Young was also a member of the Cleveland Browns, New York Jets, Green Bay Packers, Houston Texans and Edmonton Eskimos.

==Early life==
Young attended W.J. Keenan High School in Columbia, South Carolina.

==College career==
Young played college football for the Georgia Southern Eagles and was a four-year starter at strong safety. He played in 57 games, starting 39, during his college career, recording 289 tackles (177 of which were solo), six forced fumbles, two fumble recoveries, 10 interceptions, 20 pass breakups, six blocked kicks and three touchdowns. He was named an honorable mention All-American by the Football Gazette his junior year in 2001. He also earned the following All-American honors his senior season in 2002: Associated Press (third-team), Sports Network (third-team), and Football Gazette (honorable mention). Young garnered first-team Southern Conference recognition in 2001 and 2002 as well.

He helped Georgia Southern win the NCAA Division I-AA national championship in 1999 and 2000. He graduated from Georgia Southern with a Bachelor of Science in sport management. Young was inducted into the Georgia Southern Athletics Hall of Fame in 2022.

==Professional career==
Young was selected by the Jacksonville Jaguars in the sixth round of the 2003 NFL draft. He officially signed with the team on July 24, 2003. He was waived by the Jaguars on September 8, 2003.

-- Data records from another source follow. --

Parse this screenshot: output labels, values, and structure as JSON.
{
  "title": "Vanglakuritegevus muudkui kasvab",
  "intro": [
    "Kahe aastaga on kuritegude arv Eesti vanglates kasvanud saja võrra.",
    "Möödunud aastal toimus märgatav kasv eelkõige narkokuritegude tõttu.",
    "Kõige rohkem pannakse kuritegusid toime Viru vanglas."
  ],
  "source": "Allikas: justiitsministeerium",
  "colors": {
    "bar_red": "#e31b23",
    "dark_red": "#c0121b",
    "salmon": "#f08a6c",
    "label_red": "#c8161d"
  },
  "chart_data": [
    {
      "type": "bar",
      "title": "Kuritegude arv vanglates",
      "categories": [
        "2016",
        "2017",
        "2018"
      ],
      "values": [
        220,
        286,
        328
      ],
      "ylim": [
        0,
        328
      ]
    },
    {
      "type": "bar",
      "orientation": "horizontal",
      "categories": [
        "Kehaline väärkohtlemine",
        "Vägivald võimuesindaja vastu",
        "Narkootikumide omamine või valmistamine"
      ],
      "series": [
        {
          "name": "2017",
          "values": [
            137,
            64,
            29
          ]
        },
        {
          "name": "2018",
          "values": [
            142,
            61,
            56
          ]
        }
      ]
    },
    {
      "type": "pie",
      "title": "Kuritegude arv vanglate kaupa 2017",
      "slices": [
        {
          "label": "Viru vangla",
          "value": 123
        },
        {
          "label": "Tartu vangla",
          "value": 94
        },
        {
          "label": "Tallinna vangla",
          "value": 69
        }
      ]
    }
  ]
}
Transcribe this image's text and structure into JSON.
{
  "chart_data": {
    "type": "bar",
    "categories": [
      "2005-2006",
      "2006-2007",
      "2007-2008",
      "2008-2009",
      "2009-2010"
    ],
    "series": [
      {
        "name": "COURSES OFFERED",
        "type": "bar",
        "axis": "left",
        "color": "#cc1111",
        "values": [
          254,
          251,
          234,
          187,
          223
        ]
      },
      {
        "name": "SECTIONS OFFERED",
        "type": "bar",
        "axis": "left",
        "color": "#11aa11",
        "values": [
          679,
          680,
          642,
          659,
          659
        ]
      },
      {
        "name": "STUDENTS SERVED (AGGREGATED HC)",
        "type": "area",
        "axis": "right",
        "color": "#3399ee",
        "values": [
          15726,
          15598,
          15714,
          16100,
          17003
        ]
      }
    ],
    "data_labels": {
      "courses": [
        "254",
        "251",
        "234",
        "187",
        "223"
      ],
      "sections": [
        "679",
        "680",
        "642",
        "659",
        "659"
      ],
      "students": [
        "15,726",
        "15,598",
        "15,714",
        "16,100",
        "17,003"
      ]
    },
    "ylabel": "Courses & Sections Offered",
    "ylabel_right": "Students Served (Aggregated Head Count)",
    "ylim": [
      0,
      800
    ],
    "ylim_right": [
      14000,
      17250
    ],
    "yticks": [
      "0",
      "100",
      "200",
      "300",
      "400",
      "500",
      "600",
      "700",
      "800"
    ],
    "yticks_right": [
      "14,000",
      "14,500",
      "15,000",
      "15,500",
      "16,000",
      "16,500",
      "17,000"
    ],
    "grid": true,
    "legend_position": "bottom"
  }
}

Young was signed to the practice squad of the Cleveland Browns on September 12, 2003.

He was signed by the New York Jets off of the Browns' practice squad on October 15, 2003. He played in five games for the Jets in 2003, recording five solo tackles. Young was waived/injured on December 5 and reverted to injured reserve on December 8. He was waived by the Jets on December 17, 2003.

He was re-signed to the Browns' practice squad on December 22, 2003. He signed a reserve/future contract with the Browns on December 29, 2003. He was waived on August 31, 2004.

Young was signed to the practice squad of the Green Bay Packers on October 19, 2004. He was released on November 23, 2004.

He was signed to the Houston Texans' practice squad on December 8, 2004. He signed a reserve/future contract with the Texans on January 5, 2005. He was waived on June 16, 2005.

Young signed with the Edmonton Eskimos of the Canadian Football League on May 16, 2006. He was released by the Eskimos on May 30, 2006.